Candida Database

Candida albicans WO-1

The sequencing and annotation of five Candida species (C. albicans (WO-1), C. tropicalis, L. elongisporus, C. guilliermondii, and C. lusitaniae) was proposed by the Fungal Genome Inititative and funded by the NHGRI. These genomes as well as C. albicans (SC5314) sequenced at Stanford and the Biotechnology Research Institute of the National Research Council Canada and three related species being sequenced at the Welcome Trust Sanger Institute and at Genoscope provide an extraordinary opportunity for the comparative analysis of genes and genomes across the Candida clade, as well as to the sister Saccharomyces clade.


Project Background

Candida species are the most common human fungal pathogens. Candida cause severe systemic disease in individuals who are immunocompromised, post-surgery, or taking broad-spectrum antibiotics. Although a single species, C. albicans, is responsible for about half of the Candida infections, a wide variety Candida species contribute to the remainder, and the prevalence of these non-albicans infections is increasing (1). The genome sequence of C. albicans (SC5314) (2, 3) represented an enormous advance in the study of Candida, providing the foundation for systematic gene studies. As part of the Fungal Genome Initiative, we have sequenced and annotated five Candida species: C. albicans (WO-1), C. tropicalis (MYA-3404), L. elongisporus (NRRL YB-4239), C. guilliermondii (ATCC6260), and C. lusitaniae (ATCC42720). All clones for these five genomes were constructed here at The Broad Institute. Three additional recently sequenced genomes also fall within this phylogenetic group: C. dubliniensis, C. parapsilosis, and Debaryomyces hansenii. This growing set of Candida genome sequences allows comparisons across a range of evolutionary distances, enabling many different approaches to study the conservation of genes and regulatory elements as well as the evolution of these elements and genomic architecture within Candida species.


This work is taking place within the framework of a community based analysis project led by Christina Cuomo (Broad Institute), Geraldine Butler (University College, Dublin, IRE), Neil Gow (University of Aberdeen, UK), and Michael Lorenz (University of Texas, Houston Medical School).


SNPs were discovered by comparing the sequencing reads with the reference assembly.
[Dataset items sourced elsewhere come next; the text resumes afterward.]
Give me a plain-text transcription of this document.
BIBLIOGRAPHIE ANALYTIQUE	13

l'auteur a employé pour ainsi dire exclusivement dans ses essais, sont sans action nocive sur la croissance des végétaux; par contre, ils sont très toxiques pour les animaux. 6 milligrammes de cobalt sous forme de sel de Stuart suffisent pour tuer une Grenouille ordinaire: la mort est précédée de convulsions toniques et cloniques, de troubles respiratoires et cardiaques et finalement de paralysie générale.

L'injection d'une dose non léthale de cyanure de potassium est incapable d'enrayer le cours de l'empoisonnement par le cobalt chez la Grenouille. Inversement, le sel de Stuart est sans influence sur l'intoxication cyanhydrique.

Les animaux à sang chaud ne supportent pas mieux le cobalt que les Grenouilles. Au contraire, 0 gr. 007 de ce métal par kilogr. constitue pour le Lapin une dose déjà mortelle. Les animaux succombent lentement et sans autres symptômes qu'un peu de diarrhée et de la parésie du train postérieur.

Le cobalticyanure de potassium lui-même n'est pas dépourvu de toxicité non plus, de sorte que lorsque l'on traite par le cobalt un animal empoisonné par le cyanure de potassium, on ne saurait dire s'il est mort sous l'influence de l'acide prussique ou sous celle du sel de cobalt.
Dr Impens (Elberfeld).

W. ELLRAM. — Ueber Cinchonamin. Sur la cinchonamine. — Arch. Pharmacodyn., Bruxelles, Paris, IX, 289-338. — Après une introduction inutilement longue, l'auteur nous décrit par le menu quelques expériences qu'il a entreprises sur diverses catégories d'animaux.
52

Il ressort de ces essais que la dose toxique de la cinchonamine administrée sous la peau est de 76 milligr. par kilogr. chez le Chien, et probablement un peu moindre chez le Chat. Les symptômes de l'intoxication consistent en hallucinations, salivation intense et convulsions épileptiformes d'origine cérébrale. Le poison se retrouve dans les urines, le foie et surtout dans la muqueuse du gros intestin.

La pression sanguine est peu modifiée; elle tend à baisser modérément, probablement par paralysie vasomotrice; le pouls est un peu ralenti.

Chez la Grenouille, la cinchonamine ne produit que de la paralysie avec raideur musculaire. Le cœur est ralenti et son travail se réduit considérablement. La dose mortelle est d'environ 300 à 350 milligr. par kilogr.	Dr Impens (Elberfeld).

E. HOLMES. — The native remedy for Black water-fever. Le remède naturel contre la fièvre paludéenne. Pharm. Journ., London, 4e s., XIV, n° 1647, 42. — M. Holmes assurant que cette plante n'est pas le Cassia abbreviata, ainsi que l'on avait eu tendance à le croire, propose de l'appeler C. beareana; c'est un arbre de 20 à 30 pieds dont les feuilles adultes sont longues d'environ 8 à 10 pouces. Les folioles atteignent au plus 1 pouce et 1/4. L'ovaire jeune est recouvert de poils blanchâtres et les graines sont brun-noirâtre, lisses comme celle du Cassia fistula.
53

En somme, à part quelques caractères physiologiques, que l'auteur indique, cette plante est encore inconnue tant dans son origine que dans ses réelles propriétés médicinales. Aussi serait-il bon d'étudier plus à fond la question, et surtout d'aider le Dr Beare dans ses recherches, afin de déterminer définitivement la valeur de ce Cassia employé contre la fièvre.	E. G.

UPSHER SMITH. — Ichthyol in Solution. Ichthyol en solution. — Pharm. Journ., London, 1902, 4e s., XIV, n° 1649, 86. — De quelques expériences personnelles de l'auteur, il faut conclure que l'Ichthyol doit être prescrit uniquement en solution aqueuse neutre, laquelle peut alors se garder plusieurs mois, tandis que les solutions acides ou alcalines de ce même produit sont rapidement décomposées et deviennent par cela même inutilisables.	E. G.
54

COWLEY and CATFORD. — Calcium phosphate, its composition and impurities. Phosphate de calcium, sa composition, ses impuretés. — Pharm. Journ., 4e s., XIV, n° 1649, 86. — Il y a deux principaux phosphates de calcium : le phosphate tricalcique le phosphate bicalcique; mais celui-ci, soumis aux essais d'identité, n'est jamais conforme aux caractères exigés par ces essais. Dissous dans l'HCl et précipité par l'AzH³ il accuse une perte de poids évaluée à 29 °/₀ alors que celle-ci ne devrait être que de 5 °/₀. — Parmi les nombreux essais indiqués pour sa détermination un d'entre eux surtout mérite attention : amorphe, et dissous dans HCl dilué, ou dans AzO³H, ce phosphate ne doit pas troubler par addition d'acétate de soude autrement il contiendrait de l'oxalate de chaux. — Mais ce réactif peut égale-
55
The reads were aligned with the assembly using the Blat algorithm. The alignments thus obtained were filtered; reads that did not have a unique placement in the assembly or had >20% gaps in them were rejected.
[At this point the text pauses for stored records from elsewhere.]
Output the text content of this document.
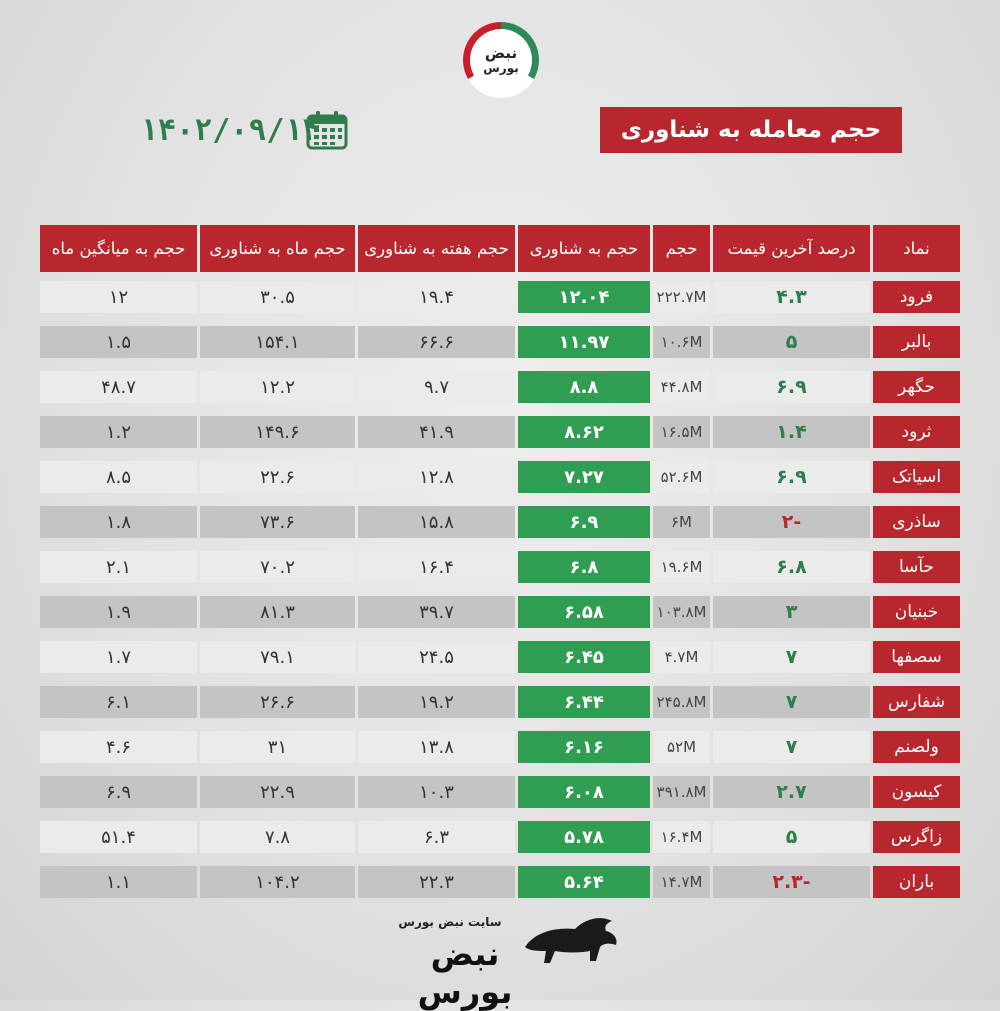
نبض
بورس
حجم معامله به شناوری
۱۴۰۲/۰۹/۱۴
نماد
درصد آخرین قیمت
حجم
حجم به شناوری
حجم هفته به شناوری
حجم ماه به شناوری
حجم به میانگین ماه
فرود
۴.۳
۲۲۲.۷M
۱۲.۰۴
۱۹.۴
۳۰.۵
۱۲
بالبر
۵
۱۰.۶M
۱۱.۹۷
۶۶.۶
۱۵۴.۱
۱.۵
حگهر
۶.۹
۴۴.۸M
۸.۸
۹.۷
۱۲.۲
۴۸.۷
ثرود
۱.۴
۱۶.۵M
۸.۶۲
۴۱.۹
۱۴۹.۶
۱.۲
اسیاتک
۶.۹
۵۲.۶M
۷.۲۷
۱۲.۸
۲۲.۶
۸.۵
ساذری
-۲
۶M
۶.۹
۱۵.۸
۷۳.۶
۱.۸
حآسا
۶.۸
۱۹.۶M
۶.۸
۱۶.۴
۷۰.۲
۲.۱
خبنیان
۳
۱۰۳.۸M
۶.۵۸
۳۹.۷
۸۱.۳
۱.۹
سصفها
۷
۴.۷M
۶.۴۵
۲۴.۵
۷۹.۱
۱.۷
شفارس
۷
۲۴۵.۸M
۶.۴۴
۱۹.۲
۲۶.۶
۶.۱
ولصنم
۷
۵۲M
۶.۱۶
۱۳.۸
۳۱
۴.۶
کیسون
۲.۷
۳۹۱.۸M
۶.۰۸
۱۰.۳
۲۲.۹
۶.۹
زاگرس
۵
۱۶.۴M
۵.۷۸
۶.۳
۷.۸
۵۱.۴
باران
-۲.۳
۱۴.۷M
۵.۶۴
۲۲.۳
۱۰۴.۲
۱.۱
سایت نبض بورس
نبض بورس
Neighborhood Quality Standard (NQS) algorithm was used to identify high confidence polymorphic sites. SNPs were identified as single-base sequence variants that had a minimum PHRED base quality of 25 at the position of mismatch, a neighborhood base quality of 20, and no mismatches within 5 bp.

SNP data can be downloaded here.


  1. K. C. Hazen, Clin Microbiol Rev 8, 462 (Oct, 1995).
  2. B. R. Braun et al., PLoS Genet 1, 36 (Jul, 2005).
  3. T. Jones et al., Proc Natl Acad Sci U S A 101, 7329 (May 11, 2004).